Meta (Facebook as was) has announced its AI Research SuperCluster (RSC) which it claims is among the fastest AI supercomputers running today and will be the fastest in the world once fully built out in mid-2022.
Pure Storage is providing both FlashArray and FlashBlade storage for the RSC and says “RSC will have unparalleled performance to rapidly analyse both structured and unstructured data.” Pure says it helped to design the first generation of Meta’s AI research infrastructure in 2017. That version had 22,000 Nvidia V100 Tensor Core GPUs in a single cluster and performed 35,000 training jobs a day.
Rob Lee, CTO, Pure Storage, issued a statement. “The technologies powering the metaverse will require massively powerful computing solutions capable of instantly analysing ever increasing amounts of data. Meta’s RSC is a breakthrough in supercomputing that will lead to new technologies and customer experiences enabled by AI. We are thrilled to be a part of this project and look forward to seeing the progress Meta’s AI researchers will make.”
RSC is powered by 760 Nvidia DGX A100 systems linked with Nvidia Quantum 200Gbit/sec InfiniBand fabric, delivering 1,896 petaflops of TF32 performance. The system is expected to be the largest customer installation of Nvidia DGX A100 systems to date once fully deployed later this year. An Nvidia blog has much more detail.
RSC will help Meta’s AI researchers build better AI models that can learn from trillions of examples; work across hundreds of different languages; seamlessly analyse text, images and video together; develop new augmented reality tools and more; build for the metaverse, in other words.

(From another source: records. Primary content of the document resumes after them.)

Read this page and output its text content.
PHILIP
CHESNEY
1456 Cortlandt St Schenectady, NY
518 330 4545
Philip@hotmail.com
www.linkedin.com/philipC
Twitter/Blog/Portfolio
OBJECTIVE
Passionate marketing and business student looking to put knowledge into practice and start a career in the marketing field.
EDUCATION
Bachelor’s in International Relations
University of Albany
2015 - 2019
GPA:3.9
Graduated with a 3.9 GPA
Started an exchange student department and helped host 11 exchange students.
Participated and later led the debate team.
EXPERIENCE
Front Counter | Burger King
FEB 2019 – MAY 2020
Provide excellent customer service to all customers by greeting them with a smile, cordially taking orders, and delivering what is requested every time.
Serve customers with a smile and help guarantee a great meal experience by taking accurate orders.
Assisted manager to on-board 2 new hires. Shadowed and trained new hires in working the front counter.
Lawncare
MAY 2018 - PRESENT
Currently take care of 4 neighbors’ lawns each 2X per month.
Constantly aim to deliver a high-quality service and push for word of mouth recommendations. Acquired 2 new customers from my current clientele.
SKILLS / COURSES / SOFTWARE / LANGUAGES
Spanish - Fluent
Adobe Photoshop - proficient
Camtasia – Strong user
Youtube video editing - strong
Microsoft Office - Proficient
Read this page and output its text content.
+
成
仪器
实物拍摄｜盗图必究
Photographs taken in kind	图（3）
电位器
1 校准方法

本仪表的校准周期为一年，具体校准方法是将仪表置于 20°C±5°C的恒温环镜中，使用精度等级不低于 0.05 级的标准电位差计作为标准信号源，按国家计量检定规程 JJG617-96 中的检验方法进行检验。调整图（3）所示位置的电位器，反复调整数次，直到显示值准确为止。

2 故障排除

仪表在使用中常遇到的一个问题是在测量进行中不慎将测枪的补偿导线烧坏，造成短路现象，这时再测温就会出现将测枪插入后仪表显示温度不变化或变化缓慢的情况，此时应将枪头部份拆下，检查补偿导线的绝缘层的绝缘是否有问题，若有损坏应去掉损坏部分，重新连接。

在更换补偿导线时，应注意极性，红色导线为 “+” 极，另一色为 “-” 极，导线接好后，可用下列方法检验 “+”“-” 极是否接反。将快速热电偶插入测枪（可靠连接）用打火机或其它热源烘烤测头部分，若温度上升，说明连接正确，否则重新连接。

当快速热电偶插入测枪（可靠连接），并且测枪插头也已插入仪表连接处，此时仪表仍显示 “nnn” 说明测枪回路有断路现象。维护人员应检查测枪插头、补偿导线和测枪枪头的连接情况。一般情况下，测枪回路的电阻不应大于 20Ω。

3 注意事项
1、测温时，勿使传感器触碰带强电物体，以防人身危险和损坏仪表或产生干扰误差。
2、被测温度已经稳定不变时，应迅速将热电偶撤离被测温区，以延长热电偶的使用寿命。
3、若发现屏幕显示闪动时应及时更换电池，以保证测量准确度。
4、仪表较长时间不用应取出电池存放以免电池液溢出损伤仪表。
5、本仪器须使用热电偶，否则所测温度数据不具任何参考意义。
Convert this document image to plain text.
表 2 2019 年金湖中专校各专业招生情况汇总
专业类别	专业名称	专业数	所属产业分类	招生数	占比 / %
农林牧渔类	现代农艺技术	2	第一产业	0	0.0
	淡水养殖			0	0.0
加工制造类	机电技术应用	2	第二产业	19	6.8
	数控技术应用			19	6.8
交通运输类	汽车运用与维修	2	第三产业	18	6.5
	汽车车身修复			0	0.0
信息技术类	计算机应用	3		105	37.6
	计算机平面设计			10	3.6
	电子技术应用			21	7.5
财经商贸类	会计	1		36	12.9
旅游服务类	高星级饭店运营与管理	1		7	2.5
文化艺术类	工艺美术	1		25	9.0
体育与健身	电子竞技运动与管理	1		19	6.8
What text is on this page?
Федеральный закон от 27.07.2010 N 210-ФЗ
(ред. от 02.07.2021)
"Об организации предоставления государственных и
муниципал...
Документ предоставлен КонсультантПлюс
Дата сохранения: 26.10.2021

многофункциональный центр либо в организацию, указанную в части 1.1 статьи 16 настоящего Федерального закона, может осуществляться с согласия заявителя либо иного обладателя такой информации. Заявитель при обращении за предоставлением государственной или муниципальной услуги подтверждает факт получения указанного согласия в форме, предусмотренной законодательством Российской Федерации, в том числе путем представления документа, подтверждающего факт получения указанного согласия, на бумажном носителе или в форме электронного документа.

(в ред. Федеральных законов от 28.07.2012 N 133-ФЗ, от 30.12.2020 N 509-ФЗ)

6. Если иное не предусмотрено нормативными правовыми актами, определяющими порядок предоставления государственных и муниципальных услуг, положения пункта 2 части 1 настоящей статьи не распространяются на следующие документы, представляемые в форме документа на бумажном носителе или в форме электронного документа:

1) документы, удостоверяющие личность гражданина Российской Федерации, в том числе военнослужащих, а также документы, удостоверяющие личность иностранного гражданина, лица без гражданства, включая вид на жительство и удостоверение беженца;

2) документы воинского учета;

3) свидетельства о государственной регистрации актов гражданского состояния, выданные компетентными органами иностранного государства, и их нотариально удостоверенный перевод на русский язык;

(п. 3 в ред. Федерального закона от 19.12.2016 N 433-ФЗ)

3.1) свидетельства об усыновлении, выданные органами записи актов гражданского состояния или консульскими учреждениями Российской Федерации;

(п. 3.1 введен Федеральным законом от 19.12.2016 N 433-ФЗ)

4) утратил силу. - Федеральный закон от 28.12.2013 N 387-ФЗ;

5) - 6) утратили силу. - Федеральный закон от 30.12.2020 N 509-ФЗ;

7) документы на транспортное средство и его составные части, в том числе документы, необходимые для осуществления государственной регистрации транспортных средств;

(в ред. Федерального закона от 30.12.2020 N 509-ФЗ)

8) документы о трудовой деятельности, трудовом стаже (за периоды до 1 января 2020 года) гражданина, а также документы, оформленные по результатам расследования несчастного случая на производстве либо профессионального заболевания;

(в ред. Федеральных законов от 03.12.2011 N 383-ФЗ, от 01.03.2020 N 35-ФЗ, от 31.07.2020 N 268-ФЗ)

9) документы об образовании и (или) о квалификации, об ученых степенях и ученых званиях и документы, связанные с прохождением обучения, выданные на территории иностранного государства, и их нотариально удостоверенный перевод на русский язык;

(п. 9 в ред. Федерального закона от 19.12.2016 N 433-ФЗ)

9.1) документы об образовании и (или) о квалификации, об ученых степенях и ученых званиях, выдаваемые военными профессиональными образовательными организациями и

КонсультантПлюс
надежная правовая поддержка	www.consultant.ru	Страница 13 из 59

Its storage tier has 175 petabytes of Pure Storage FlashArray//C, 46 petabytes of cache storage in Penguin Computing Altus systems, and 10 petabytes of Pure Storage FlashBlade.
The Meta blog reads “Through 2022, we’ll work to increase the number of GPUs from 6,080 to 16,000, which will increase AI training performance by more than 2.5x. The InfiniBand fabric will expand to support 16,000 ports in a two-layer topology with no oversubscription. The storage system will have a target delivery bandwidth of 16TB/sec and exabyte-scale capacity to meet increased demand.” Good news for Pure.
This system is expected to deliver, according to Wells Fargo analyst Aaron Rakers, “~5 exaflops of mixed-precision AI performance (~220 Linpack petaflops).”
Rakers told subscribers “Today’s announcement serves as a significant additional validation of Pure’s positioning as an all-flash array platform provider into a large hyperscale cloud customer (Meta was the cloud customer contributing to Pure F3Q22). … Pure had announced that it was deploying its AFAs at a hyperscale cloud customer impacting their F3Q22 (Oct ’21) quarter – now confirmed to be Meta; we estimate ~$30 million revenue contribution.”
Meta says its researchers have already started using RSC to train large models in natural language processing (NLP) and computer vision for research, with the aim of one day training models with trillions of parameters. Its blog goes into ore detail. “We hope RSC will help us build entirely new AI systems that can, for example, power real-time voice translations to large groups of people, each speaking a different language, so they can seamlessly collaborate on a research project or play an AR game together.”
It wanted to design a new generation RSC because “We wanted this infrastructure to be able to train models with more than a trillion parameters on data sets as large as an exabyte – which, to provide a sense of scale, is the equivalent of 36,000 years of high-quality video.”
Meta expects RSC to provide “a step function change in compute capability to enable us not only to create more accurate AI models for our existing services, but also to enable completely new user experiences, especially in the metaverse.”